In mostra a Lucca a Olio su Tavola GAME, Debris
L’arte del riciclo, non è solo un modo di dire, almeno secondo Filippo Bacci Di Capaci, gallerista che nel suo spazio Olio su Tavola, a Lucca, galleria con bistrot, che ha ospitato un ciclo di mostre dedicate ad artisti che, ciascuno a modo suo, hanno posto come componente fondamentale delle loro opere il riutilizzo di materiali scartati o abbandonati, debris, appunto, rottami, che si conclude con GAbriele Meschi. La mostra è un’antologica che parte dagli anni Sessanta, dalla raccolta degli scarti per realizzare, come ci ha raccontato l’artista, lucchese, classe 1948, per metà svizzero da parte di madre, un’archeologia del futuro, un archivio della memoria. In tal senso particolarmente significativa la serie delle foto che ritraggono i cestini della Madison Avenue di New York del 1995 che raccontano cosa consumano in quel periodo gli Americani. La mostra è stata quasi una provocazione perché Gabriele Meschi di solito se ne sta chiuso nel suo grande studio e l’arte lo ha sempre accompagnato come una dimensione intima nella ricerca di dar voce agli oggetti buttati via, un po’ come il pittore Lorenzo Viani – ci ricorda Filippo Bacci – cercava di dare dignità agli ultimi tra gli uomini.

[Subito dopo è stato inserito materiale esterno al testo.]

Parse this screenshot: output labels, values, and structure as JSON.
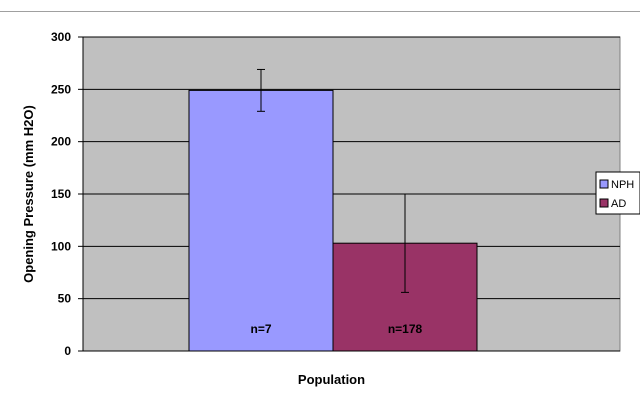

Visitando la mostra abbiamo chiesto all’artista di raccontarci la sua storia che comincia con «1metro quadro di giardino pubblico» nel 1968, esposto alla galleria Klee-Boomclub Lucca nella mostra “Bottiglioni Dotto Meschi” Memoria del futuro Gabriele Meschi.
Per un periodo è stato legato alla Pop Art, periodo nel quale crea sagome in compensato ritagliato e la sua ispirazione è stata legata prima a Pino Pascali che però non ha mai conosciuto, poi ad Alighiero Boetti e a Roma ha conosciuto tra gli altri Eliseo Mattiacci nel momento dell’installazione realizzata con un grande tubo corrugato sulla scalinata della GNAM. Siamo alla fine degli anni Sessanta e Meschi, ventenne, stava finendo l’istituto d’arte ma come ci ha raccontato «non avevo ancora le idee chiare. Mi iscrissi a Firenze a un corso sperimentale, post diploma, di Industrial design che è stata una grande esperienza, una vera e propria rivelazione anche per il calibro degli insegnanti.»
«A seguito dell’incontro con l’Arte Povera ho sviluppato l’idea del ‘non’ intervento, anche se non è un’operazione neutrale perché riutilizzo oggetti defunzionalizzati per costruire un percorso di ricordi e di testimonianza. Nel 1973 ad esempio ho recuperato una polaroid scartata perché venuta male che a me però impressionò molto e l’ho messa su carta coperta da pellicola da cucina per proteggerla. Comincio così a lavorare sulla casualità e la conservazione », che attraversa i luoghi più diversi, come i frammenti di pellicola recuperati fuori da un cinema a luci rosse o un missile giocattolo con il quale giocava da bambino che poi lanciandolo finì in un luogo inaccessibile – è un giorno a metà degli anni 50’, l’artista, all’età di 7-8 anni ed effettua uno dei tanti lanci, che termina però il percorso balistico dell’aliante-missile all’interno dell’ala disabitata e inagibile, in un palazzo di piazza San Ponziano, penetrando da una delle finestre dell’ultimo piano – dove lo ha recuperato per caso dopo molti anni. E ancora un quadro con bustine catalogate di oggetti smarriti come il guanto rosso di un bambino. Ma anche un sacchetto riconvertito in “foglia verde” che da inizio al percorso, sublimazione di un universo chimico-industriale in uno botanico-poetico, oppure i “barattoli” e la sedia contigua che ha recuperato in via dei Fossi a Lucca.
«E’ una sedia, ci ha raccontato, che facevano gli zingari con il legno e la palla che c’è sopra è una palla da bowling, anch’essa recuperata».
Di altra natura la composizione ispirata al Gruppo Cobra, con i ritratti omaggi gli artisti dello stesso, in rosso su fondo oro come fossero icone, interessante composizione.